In This Article
- Pulmonary embolism calls for a coordinated clinical approach
- In October 2012, physicians at Massachusetts General Hospital created a multidisciplinary, rapid-response team to coordinate care for PE patients
- Since the introduction of the Mass General Pulmonary Embolism Response Team (PERT), the first such program in the United States, PE-mortality for patients with massive PE fell to 25%, which is less than half when compared to some national reports
Pulmonary embolism (PE) is a major cause of death in hospitalized patients, and its incidence in the United States is on the rise. PE is fatal in about 10% of cases in the first hour if not recognized and treated, and mortality can be up to 50% at three months for those with higher-risk forms of the condition.
In October 2012, physicians at Massachusetts General Hospital created a multidisciplinary, rapid-response team to coordinate care for PE patients. Since the introduction of the Mass General Pulmonary Embolism Response Team (PERT), the first such program in the United States, PE-mortality for patients with massive PE fell to 25%, which is less than half when compared to some national reports. Figures from the first 30 months of the program were published in the August 2016 issue of Chest.
“Our purpose is to advance the diagnosis, treatment and outcomes of patients with PE,” says Rachel Rosovsky, MD, MPH, a hematologist and PERT executive committee member at Mass General. “We want to respond expeditiously, leverage the rich input from a multidisciplinary team of experts, coordinate the care of all the services, provide the most appropriate therapeutic options and collect data on treatments and outcomes. Ultimately, we want to develop better protocols.”
How PERT Activation Works
When a PE is suspected or documented at Mass General, the physician calls a live, 24-hour hotline. A page is sent to the PERT fellow on call who does the initial patient evaluation with direct involvement of an attending physician. The two decide whether to activate a broader team. If so, every specialist on the team is paged to attend a web-based meeting, conducted using HIPAA-compliant channels, within approximately 90 minutes. The team reviews each patient’s clinical course and images, and sometimes even the patient or family members are included on the call.

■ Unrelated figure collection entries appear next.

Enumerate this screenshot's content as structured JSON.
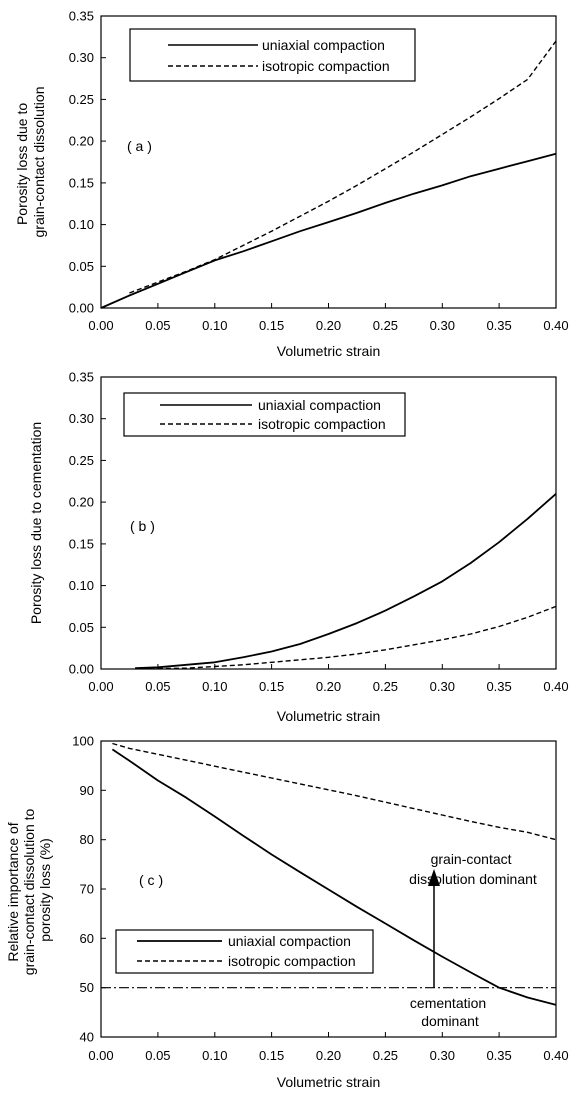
{
  "chart_data": [
    {
      "panel": "a",
      "type": "line",
      "panel_label": "( a )",
      "xlabel": "Volumetric strain",
      "ylabel": [
        "Porosity loss due to",
        "grain-contact dissolution"
      ],
      "xlim": [
        0,
        0.4
      ],
      "ylim": [
        0,
        0.35
      ],
      "xticks": [
        "0.00",
        "0.05",
        "0.10",
        "0.15",
        "0.20",
        "0.25",
        "0.30",
        "0.35",
        "0.40"
      ],
      "yticks": [
        "0.00",
        "0.05",
        "0.10",
        "0.15",
        "0.20",
        "0.25",
        "0.30",
        "0.35"
      ],
      "grid": false,
      "legend_position": "top",
      "series": [
        {
          "name": "uniaxial compaction",
          "style": "solid",
          "x": [
            0.0,
            0.025,
            0.05,
            0.075,
            0.1,
            0.125,
            0.15,
            0.175,
            0.2,
            0.225,
            0.25,
            0.275,
            0.3,
            0.325,
            0.35,
            0.375,
            0.4
          ],
          "y": [
            0.0,
            0.015,
            0.029,
            0.043,
            0.057,
            0.068,
            0.08,
            0.092,
            0.103,
            0.114,
            0.126,
            0.137,
            0.147,
            0.158,
            0.167,
            0.176,
            0.185
          ]
        },
        {
          "name": "isotropic compaction",
          "style": "dashed",
          "x": [
            0.025,
            0.05,
            0.075,
            0.1,
            0.125,
            0.15,
            0.175,
            0.2,
            0.225,
            0.25,
            0.275,
            0.3,
            0.325,
            0.35,
            0.375,
            0.4
          ],
          "y": [
            0.018,
            0.031,
            0.044,
            0.058,
            0.075,
            0.092,
            0.11,
            0.128,
            0.147,
            0.167,
            0.187,
            0.208,
            0.229,
            0.251,
            0.274,
            0.32
          ]
        }
      ]
    },
    {
      "panel": "b",
      "type": "line",
      "panel_label": "( b )",
      "xlabel": "Volumetric strain",
      "ylabel": [
        "Porosity loss due to cementation"
      ],
      "xlim": [
        0,
        0.4
      ],
      "ylim": [
        0,
        0.35
      ],
      "xticks": [
        "0.00",
        "0.05",
        "0.10",
        "0.15",
        "0.20",
        "0.25",
        "0.30",
        "0.35",
        "0.40"
      ],
      "yticks": [
        "0.00",
        "0.05",
        "0.10",
        "0.15",
        "0.20",
        "0.25",
        "0.30",
        "0.35"
      ],
      "grid": false,
      "legend_position": "top",
      "series": [
        {
          "name": "uniaxial compaction",
          "style": "solid",
          "x": [
            0.03,
            0.05,
            0.075,
            0.1,
            0.125,
            0.15,
            0.175,
            0.2,
            0.225,
            0.25,
            0.275,
            0.3,
            0.325,
            0.35,
            0.375,
            0.4
          ],
          "y": [
            0.001,
            0.002,
            0.005,
            0.008,
            0.014,
            0.021,
            0.03,
            0.042,
            0.055,
            0.07,
            0.087,
            0.105,
            0.127,
            0.152,
            0.18,
            0.21
          ]
        },
        {
          "name": "isotropic compaction",
          "style": "dashed",
          "x": [
            0.05,
            0.075,
            0.1,
            0.125,
            0.15,
            0.175,
            0.2,
            0.225,
            0.25,
            0.275,
            0.3,
            0.325,
            0.35,
            0.375,
            0.4
          ],
          "y": [
            0.0005,
            0.001,
            0.003,
            0.005,
            0.008,
            0.011,
            0.014,
            0.018,
            0.023,
            0.029,
            0.035,
            0.042,
            0.051,
            0.062,
            0.075
          ]
        }
      ]
    },
    {
      "panel": "c",
      "type": "line",
      "panel_label": "( c )",
      "xlabel": "Volumetric strain",
      "ylabel": [
        "Relative importance of",
        "grain-contact dissolution to",
        "porosity loss  (%)"
      ],
      "xlim": [
        0,
        0.4
      ],
      "ylim": [
        40,
        100
      ],
      "xticks": [
        "0.00",
        "0.05",
        "0.10",
        "0.15",
        "0.20",
        "0.25",
        "0.30",
        "0.35",
        "0.40"
      ],
      "yticks": [
        "40",
        "50",
        "60",
        "70",
        "80",
        "90",
        "100"
      ],
      "grid": false,
      "legend_position": "bottom-left",
      "series": [
        {
          "name": "uniaxial compaction",
          "style": "solid",
          "x": [
            0.01,
            0.025,
            0.05,
            0.075,
            0.1,
            0.125,
            0.15,
            0.175,
            0.2,
            0.225,
            0.25,
            0.275,
            0.3,
            0.325,
            0.35,
            0.375,
            0.4
          ],
          "y": [
            98.3,
            96,
            92,
            88.5,
            84.7,
            80.8,
            77,
            73.4,
            69.9,
            66.4,
            63,
            59.6,
            56.3,
            53.1,
            50,
            48,
            46.5
          ]
        },
        {
          "name": "isotropic compaction",
          "style": "dashed",
          "x": [
            0.01,
            0.025,
            0.05,
            0.075,
            0.1,
            0.125,
            0.15,
            0.175,
            0.2,
            0.225,
            0.25,
            0.275,
            0.3,
            0.325,
            0.35,
            0.375,
            0.4
          ],
          "y": [
            99.5,
            98.5,
            97.3,
            96.1,
            94.9,
            93.7,
            92.5,
            91.3,
            90.1,
            88.9,
            87.6,
            86.3,
            85,
            83.7,
            82.5,
            81.5,
            80
          ]
        }
      ],
      "reference_line": {
        "y": 50,
        "style": "dash-dot"
      },
      "annotations": {
        "upper": [
          "grain-contact",
          "dissolution dominant"
        ],
        "lower": [
          "cementation",
          "dominant"
        ],
        "arrow": {
          "x": 0.293,
          "y_from": 50,
          "y_to": 75
        }
      }
    }
  ]
}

“We discuss the case, review the pros and cons for each option, generate diagnostic and treatment recommendations and assemble appropriate resources if advanced therapies are needed,” says Dr. Rosovsky. “By creating this system, we hope to improve the decision making, efficacy and orchestration of care for PE patients.”
Since its inception, the team has responded to 689 PERT contact calls. About 63% have engaged the entire multidisciplinary team. Between 6-15 people attend each PERT call. If particular non-PERT specialists are needed, they are paged separately and are provided relevant case specifics.

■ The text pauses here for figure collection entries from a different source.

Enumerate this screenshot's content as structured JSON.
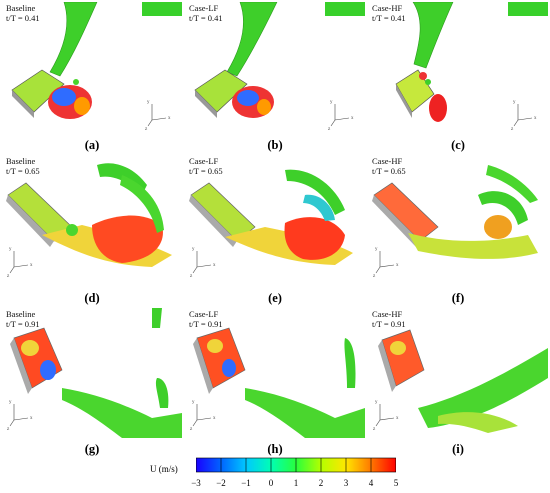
{
  "figure": {
    "panels": [
      {
        "case": "Baseline",
        "time": "t/T = 0.41",
        "label": "(a)"
      },
      {
        "case": "Case-LF",
        "time": "t/T = 0.41",
        "label": "(b)"
      },
      {
        "case": "Case-HF",
        "time": "t/T = 0.41",
        "label": "(c)"
      },
      {
        "case": "Baseline",
        "time": "t/T = 0.65",
        "label": "(d)"
      },
      {
        "case": "Case-LF",
        "time": "t/T = 0.65",
        "label": "(e)"
      },
      {
        "case": "Case-HF",
        "time": "t/T = 0.65",
        "label": "(f)"
      },
      {
        "case": "Baseline",
        "time": "t/T = 0.91",
        "label": "(g)"
      },
      {
        "case": "Case-LF",
        "time": "t/T = 0.91",
        "label": "(h)"
      },
      {
        "case": "Case-HF",
        "time": "t/T = 0.91",
        "label": "(i)"
      }
    ],
    "axes_triad": {
      "y": "y",
      "x": "x",
      "z": "z"
    },
    "colorbar": {
      "title": "U (m/s)",
      "ticks": [
        "−3",
        "−2",
        "−1",
        "0",
        "1",
        "2",
        "3",
        "4",
        "5"
      ],
      "range": [
        -3,
        5
      ],
      "colors": [
        "#1a00ff",
        "#0064ff",
        "#00c8ff",
        "#00ffb4",
        "#28ff3c",
        "#b4ff00",
        "#ffe600",
        "#ff7800",
        "#ff0000"
      ]
    }
  }
}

In August 2014, PERT members implemented a multidisciplinary follow-up clinic for every patient associated with a PERT call to help improve the transition of care from inpatient to outpatient. The PERT specialists meet an hour before the clinic to discuss every patient and his/her treatment and decide short- and long-term follow-up goals and care. More than 180 patients have been seen in this clinic.

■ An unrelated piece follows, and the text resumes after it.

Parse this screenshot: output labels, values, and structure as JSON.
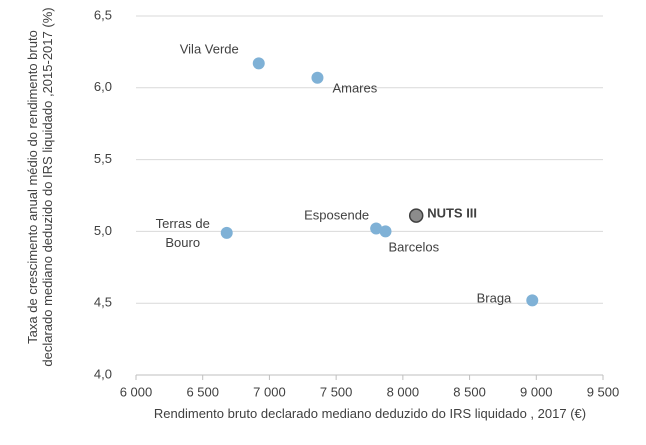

“The PERT concept is growing rapidly as a new paradigm to treat patients with PE,” says Dr. Rosovsky, who, along with the other members of the PERT executive committee, including Kenneth Rosenfield, MD; Richard Channick, MD; and Christopher Kabrhel, MD, MPH, has been instrumental in organizing a PERT Consortium. The consortium hosted its second annual meeting in June 2016 with more than 150 professionals from 90 medical institutions attending. Through this channel, Dr. Rosovsky and colleagues are collecting data on PERT patients seen not only at Mass General but also at 14 other PERT sites as a pilot study with the goal of devising better, evidence-based guidelines.